Considered and rejected

  • Greenfield clean tables for Plans — rejected: the live FE already reads plan/recommendation, and there is live data. A parallel table would fork the read model.
  • Keep the plan_recommendations m2m — rejected: the join's cascade delete is the known performance killer this change exists to remove.
  • JSONB blob for the package — rejected: the FE queries per-measure columns; flat typed columns are the existing contract.

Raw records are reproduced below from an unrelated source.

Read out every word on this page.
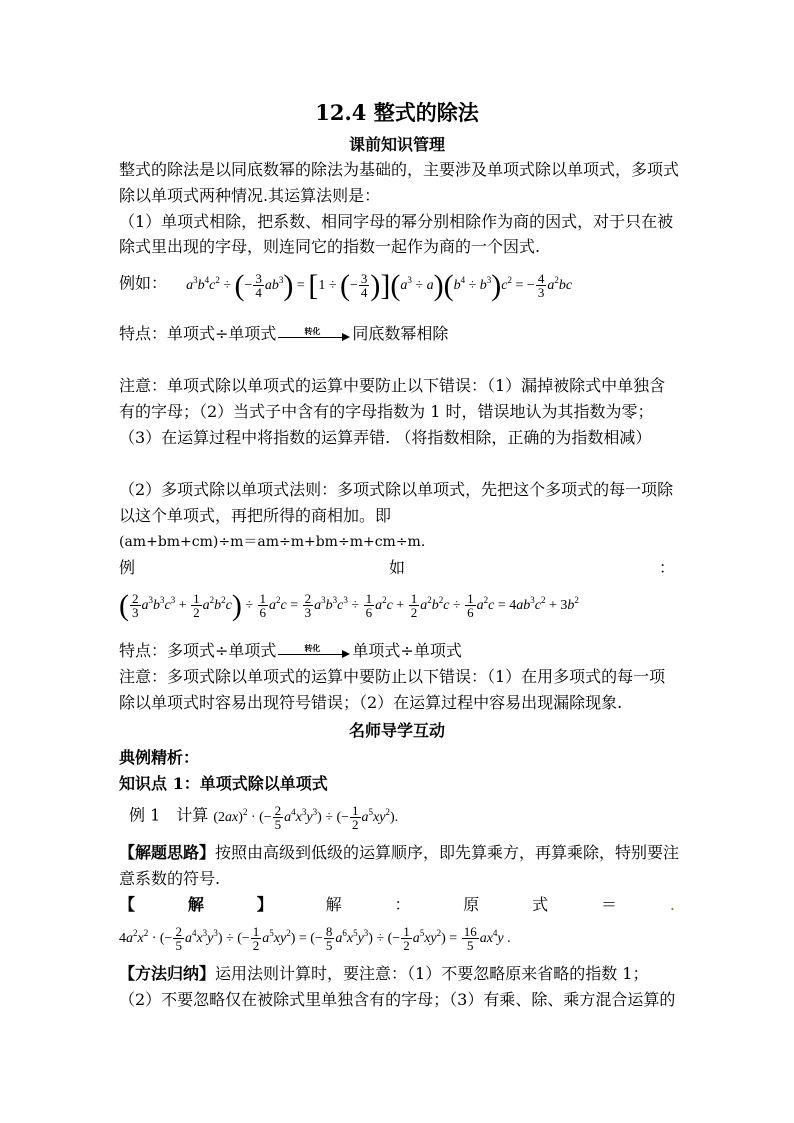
12.4 整式的除法
课前知识管理
整式的除法是以同底数幂的除法为基础的，主要涉及单项式除以单项式，多项式
除以单项式两种情况.其运算法则是：
（1）单项式相除，把系数、相同字母的幂分别相除作为商的因式，对于只在被
除式里出现的字母，则连同它的指数一起作为商的一个因式.
例如： $a^3b^4c^2$ ÷ (− $\frac{3}{4} ab^3) = [1$ ÷ (− $\frac{3}{4} )](a^3 \div a)(b^4 \div b^3)c^2$ = − $\frac{4}{3} a^2bc$
特点：单项式÷单项式	转化 同底数幂相除
注意：单项式除以单项式的运算中要防止以下错误：（1）漏掉被除式中单独含
有的字母；（2）当式子中含有的字母指数为 1 时，错误地认为其指数为零；
（3）在运算过程中将指数的运算弄错. （将指数相除，正确的为指数相减）
（2）多项式除以单项式法则：多项式除以单项式，先把这个多项式的每一项除
以这个单项式，再把所得的商相加。即
(am+bm+cm)÷m＝am÷m+bm÷m+cm÷m.
例	如	：
( $\frac{2}{3} a^3b^3c^3 + \frac{1}{2} a^2b^2c) \div \frac{1}{6} a^2c = \frac{2}{3} a^3b^3c^3 \div \frac{1}{6} a^2c + \frac{1}{2} a^2b^2c \div \frac{1}{6} a^2c = 4ab^3c^2 + 3b^2$
特点：多项式÷单项式	转化 单项式÷单项式
注意：多项式除以单项式的运算中要防止以下错误：（1）在用多项式的每一项
除以单项式时容易出现符号错误；（2）在运算过程中容易出现漏除现象.
名师导学互动
典例精析：
知识点 1：单项式除以单项式
例 1　计算 $(2ax)^2$ · (− $\frac{2}{5} a^4x^3y^3$) ÷ (− $\frac{1}{2} a^5xy^2$).
【解题思路】按照由高级到低级的运算顺序，即先算乘方，再算乘除，特别要注
意系数的符号.
【	解	】	解	：	原	式	＝	.
$4a^2x^2$ · (− $\frac{2}{5} a^4x^3y^3$) ÷ (− $\frac{1}{2} a^5xy^2$) = (− $\frac{8}{5} a^6x^5y^3$) ÷ (− $\frac{1}{2} a^5xy^2) = \frac{16}{5} ax^4y$ .
【方法归纳】运用法则计算时，要注意：（1）不要忽略原来省略的指数 1；
（2）不要忽略仅在被除式里单独含有的字母；（3）有乘、除、乘方混合运算的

Amendment (2026-06-03) — retire plan_recommendations, consolidate the models

The original decision retired the m2m for new writes but left it in place. This amendment drops it and consolidates the model definitions, decided in a /grill-with-docs session:

  • plan_recommendations is dropped. All readers (portfolio_functions, Outputs, export/property_scenarios) and writers are cut onto recommendation.plan_id. The m2m is one-to-many in practice (a measure is never shared across Plans), so a single FK models it faithfully. The cross-repo expand/contract sequence (add → backfill → dual-write → cut reads → drop) is specified in docs/migrations/recommendation-plan-id.md; the two load-bearing rules are backfill before any read cuts over and dual-write the m2m until all reads are off it (the FE reads via Drizzle directly, so the repos cannot deploy atomically).
  • One model per physical table, in infrastructure/postgres/modelling/. The drift hazard the original ADR accepted (two ORM definitions of plan/recommendation) is resolved by consolidating the whole backend/app/db/models/recommendations.py cluster (plan, recommendation, recommendation_materials, scenario, installed_measure, the PlanType/MeasureType enums) into single SQLModel …Row definitions in a new infrastructure/postgres/modelling/ subpackage, carrying full legacy column parity plus recommendation.plan_id. backend/app/db/models/recommendations.py becomes a re-export shim (the established epc_property.py pattern), aliasing the legacy names to the canonical …Row classes so backend/ callers keep working. The rebuild's partial PlanRow/RecommendationRow/ScenarioRow mirrors are absorbed into these.
  • Scope: backend/ + the rebuild only. The etl/ and sfr/ reporting scripts that read the m2m are deferred to a later pass.

Consequences

  • Two ORM definitions of plan/recommendation coexist (legacy SQLAlchemy + new SQLModel mirror), a drift hazard — mitigated by this being the established mirror pattern and the physical table being the single contract. Retiring the legacy models is later, separate work.
  • The FE owns the Drizzle migration adding recommendation.plan_id (+ index) and, eventually, dropping plan_recommendations. Documented in docs/migrations/recommendation-plan-id.md.
  • Unselected alternatives (the "swap-in" UX) will later be persisted as recommendation rows with default = False linked via plan_id — this schema is forward-compatible. The open question is what impact figure such a row carries: it cannot hold a role-3 attribution (it is not in the package), and ADR-0016 forbids surfacing the role-1 independent signal as truth. Deferred as an ADR-0016 question.
  • Energy / bill columns (plan.post_energy_consumption, plan.energy_consumption_savings, plan.post_energy_bill, plan.energy_bill_savings, recommendation.kwh_savings, recommendation.energy_cost_savings) are delivered/billed kWh, not the calculator's primary energy. They are populated by a later Bill Derivation slice that re-runs bills on the post-package EPC; NULL until then.
  • The #1157 tracer persists only SAP (post_sap_points, recommendation.sap_points), CO₂ in tonnes (post_co2_emissions, co2_savings, recommendation.co2_equivalent_savings), cost (estimated_cost, cost_of_works, contingency_cost), and the derived post_epc_rating. Valuation, plan_type, U-values, heat demand, labour, and the energy/bill cluster are left NULL for later slices.